In [1]:
import os
import math

In [12]:
os.chdir(f"/nas/ucb/{os.environ['USER']}/cupbearer")

# Train Measurement Predictor

In [3]:
# TOOD: refactor such that scripts function can be run directly by submitit
def train_classifier(log_path, lr=2e-5, warmup_steps=64, batch_size=16, accumulate_grad_batches=2, 
                     weight_decay=2e-2, num_epochs=1, precision="16-mixed", model_name="pythia-14m"):

    from cupbearer import data, detectors, models, scripts, tasks, utils
    from torch.utils.data import DataLoader
    import torch.optim as optim
    import transformers
    from lightning.pytorch.callbacks import DeviceStatsMonitor # TODO: add

    transformer, tokenizer, emb_dim, max_len = models.transformers_hf.load_transformer(
       model_name
    )
    model = models.TamperingPredictionTransformer(
            model=transformer,
            embed_dim=emb_dim
        )
    tokenizer = model.set_tokenizer(tokenizer)

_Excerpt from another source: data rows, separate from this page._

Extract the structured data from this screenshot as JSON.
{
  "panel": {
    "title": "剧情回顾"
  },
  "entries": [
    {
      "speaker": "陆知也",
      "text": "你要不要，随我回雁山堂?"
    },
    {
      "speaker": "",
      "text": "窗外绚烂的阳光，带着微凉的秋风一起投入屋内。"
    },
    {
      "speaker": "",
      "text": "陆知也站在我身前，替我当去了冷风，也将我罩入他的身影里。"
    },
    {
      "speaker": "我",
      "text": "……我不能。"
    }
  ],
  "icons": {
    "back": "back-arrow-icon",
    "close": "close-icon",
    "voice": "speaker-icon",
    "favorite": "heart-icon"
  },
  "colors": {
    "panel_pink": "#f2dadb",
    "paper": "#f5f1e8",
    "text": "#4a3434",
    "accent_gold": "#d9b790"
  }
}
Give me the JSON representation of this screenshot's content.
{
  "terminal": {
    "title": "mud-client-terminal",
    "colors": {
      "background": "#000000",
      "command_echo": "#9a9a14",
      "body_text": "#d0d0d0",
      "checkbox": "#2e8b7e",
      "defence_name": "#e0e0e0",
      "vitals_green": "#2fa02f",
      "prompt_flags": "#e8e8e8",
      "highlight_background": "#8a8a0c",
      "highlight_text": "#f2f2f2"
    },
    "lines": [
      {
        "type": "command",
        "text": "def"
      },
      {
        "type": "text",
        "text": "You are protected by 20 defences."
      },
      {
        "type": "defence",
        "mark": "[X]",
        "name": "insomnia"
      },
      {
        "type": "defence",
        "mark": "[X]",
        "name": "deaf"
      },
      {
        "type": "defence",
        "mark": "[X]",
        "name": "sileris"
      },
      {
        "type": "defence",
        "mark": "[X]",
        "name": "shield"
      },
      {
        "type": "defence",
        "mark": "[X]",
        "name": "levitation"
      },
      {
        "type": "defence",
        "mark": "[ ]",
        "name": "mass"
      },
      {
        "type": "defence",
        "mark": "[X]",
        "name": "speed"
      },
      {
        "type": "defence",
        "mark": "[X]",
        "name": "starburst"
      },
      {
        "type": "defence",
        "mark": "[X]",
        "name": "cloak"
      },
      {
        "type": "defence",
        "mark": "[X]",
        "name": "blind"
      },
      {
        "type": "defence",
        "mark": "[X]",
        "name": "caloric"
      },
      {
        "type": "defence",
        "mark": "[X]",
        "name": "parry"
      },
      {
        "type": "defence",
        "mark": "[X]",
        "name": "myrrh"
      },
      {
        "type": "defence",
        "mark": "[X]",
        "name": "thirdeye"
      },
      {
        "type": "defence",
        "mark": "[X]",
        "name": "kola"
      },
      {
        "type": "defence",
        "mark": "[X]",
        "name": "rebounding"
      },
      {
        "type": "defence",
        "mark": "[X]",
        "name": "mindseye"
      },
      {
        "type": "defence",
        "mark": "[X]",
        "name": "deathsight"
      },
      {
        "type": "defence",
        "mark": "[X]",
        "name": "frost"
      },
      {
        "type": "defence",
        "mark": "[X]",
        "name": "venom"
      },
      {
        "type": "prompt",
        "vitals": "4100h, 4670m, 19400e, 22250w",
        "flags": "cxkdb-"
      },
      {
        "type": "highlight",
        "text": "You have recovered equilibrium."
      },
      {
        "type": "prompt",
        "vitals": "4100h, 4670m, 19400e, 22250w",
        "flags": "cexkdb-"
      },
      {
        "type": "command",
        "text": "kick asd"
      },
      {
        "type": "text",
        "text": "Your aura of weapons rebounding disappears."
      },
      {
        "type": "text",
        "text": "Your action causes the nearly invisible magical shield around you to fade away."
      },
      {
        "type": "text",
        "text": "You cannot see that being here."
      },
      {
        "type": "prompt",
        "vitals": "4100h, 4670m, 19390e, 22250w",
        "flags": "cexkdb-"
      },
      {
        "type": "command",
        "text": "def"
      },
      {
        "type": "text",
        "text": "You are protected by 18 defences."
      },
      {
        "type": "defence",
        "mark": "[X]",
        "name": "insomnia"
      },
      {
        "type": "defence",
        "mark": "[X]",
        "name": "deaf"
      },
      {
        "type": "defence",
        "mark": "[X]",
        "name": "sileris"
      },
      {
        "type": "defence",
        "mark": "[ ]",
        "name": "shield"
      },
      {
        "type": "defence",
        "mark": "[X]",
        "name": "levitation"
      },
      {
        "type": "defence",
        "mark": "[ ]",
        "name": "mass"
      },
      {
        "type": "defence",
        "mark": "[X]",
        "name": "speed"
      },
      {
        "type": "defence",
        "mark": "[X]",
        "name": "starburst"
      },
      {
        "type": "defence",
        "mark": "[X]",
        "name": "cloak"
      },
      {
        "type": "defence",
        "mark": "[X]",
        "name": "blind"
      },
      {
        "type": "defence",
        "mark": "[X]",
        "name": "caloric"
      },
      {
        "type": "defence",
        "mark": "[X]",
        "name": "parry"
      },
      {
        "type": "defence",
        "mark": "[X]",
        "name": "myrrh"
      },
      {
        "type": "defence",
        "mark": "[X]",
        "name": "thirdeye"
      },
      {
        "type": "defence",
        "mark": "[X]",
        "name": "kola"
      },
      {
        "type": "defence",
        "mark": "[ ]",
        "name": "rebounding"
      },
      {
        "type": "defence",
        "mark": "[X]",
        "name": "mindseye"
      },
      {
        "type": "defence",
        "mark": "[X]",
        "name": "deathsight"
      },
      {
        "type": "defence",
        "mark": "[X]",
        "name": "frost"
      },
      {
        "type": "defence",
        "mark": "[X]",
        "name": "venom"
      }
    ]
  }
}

    train_data = data.TamperingDataset("diamonds", tokenizer=tokenizer, max_length=max_len, train=True)
    val_data = data.TamperingDataset("diamonds", tokenizer=tokenizer, max_length=max_len, train=False)
    train_loader = DataLoader(train_data, batch_size=batch_size, shuffle=True)
    val_loader = DataLoader(val_data, batch_size=1, shuffle=False)
    
    total_steps = num_epochs * len(train_loader)
    
    return scripts.train_classifier( # NOTE: - paper uses 64 warmup steps, but seems hard
        path=log_path,
        model=model,
        train_loader=train_loader,
        task="multilabel",
        num_labels=4,
        val_loaders=val_loader,
        lr=lr,
        optim_builder=optim.AdamW,
        optim_conf={"weight_decay": weight_decay},
        lr_scheduler_conf={
            "num_warmup_steps": warmup_steps,
            "num_training_steps": total_steps
        },
        lr_scheduler_builder=transformers.optimization.get_cosine_schedule_with_warmup,
        max_epochs=num_epochs,
        wandb=False,
        callbacks=[DeviceStatsMonitor()],
        precision=precision,
        accumulate_grad_batches=accumulate_grad_batches
    )

In [4]:
import submitit
from cupbearer import utils

  from .autonotebook import tqdm as notebook_tqdm


In [9]:
# test distributed with smaller model
exp_dir = os.path.abspath(utils.log_path("logs/tampering/predictor"))
job_dir = os.path.join(exp_dir, "job")
os.makedirs(job_dir, exist_ok=True)

# job hypers
# gpus_per_node = 3
gres="gpu:A100-SXM4-80GB:1"
num_nodes = 1
mem_gb=80
time_min=60
qos = "high"

# train hypers
lr_base = 2e-5
batch_size_base = 32
precision="16-mixed"

grad_batch_size = 32
lr = lr_base * math.sqrt(batch_size_base / grad_batch_size) # maintain lr batch_size ratio

accumulate_grad_batches = 8
batch_size = grad_batch_size // accumulate_grad_batches # apply gradient accumulation

num_epochs = 5
model_name = "code-gen"

executor = submitit.AutoExecutor(folder=job_dir)
#TODO: add gpu memory required
executor.update_parameters(slurm_mem_gb=mem_gb,gres=gres, 
                           nodes=num_nodes, timeout_min=time_min, job_name="bash", qos=qos)
job = executor.submit(train_classifier, batch_size=batch_size,lr=lr, num_epochs=num_epochs,
                      precision=precision, accumulate_grad_batches=accumulate_grad_batches, 
                      model_name=model_name, log_path=exp_dir)



In [46]:
exp_dir

'/nas/ucb/oliveradk/cupbearer/logs/tampering/predictor/2024-04-14_15-53-35'

In [7]:
job.job_id

'194393'

In [None]:
out = job.result()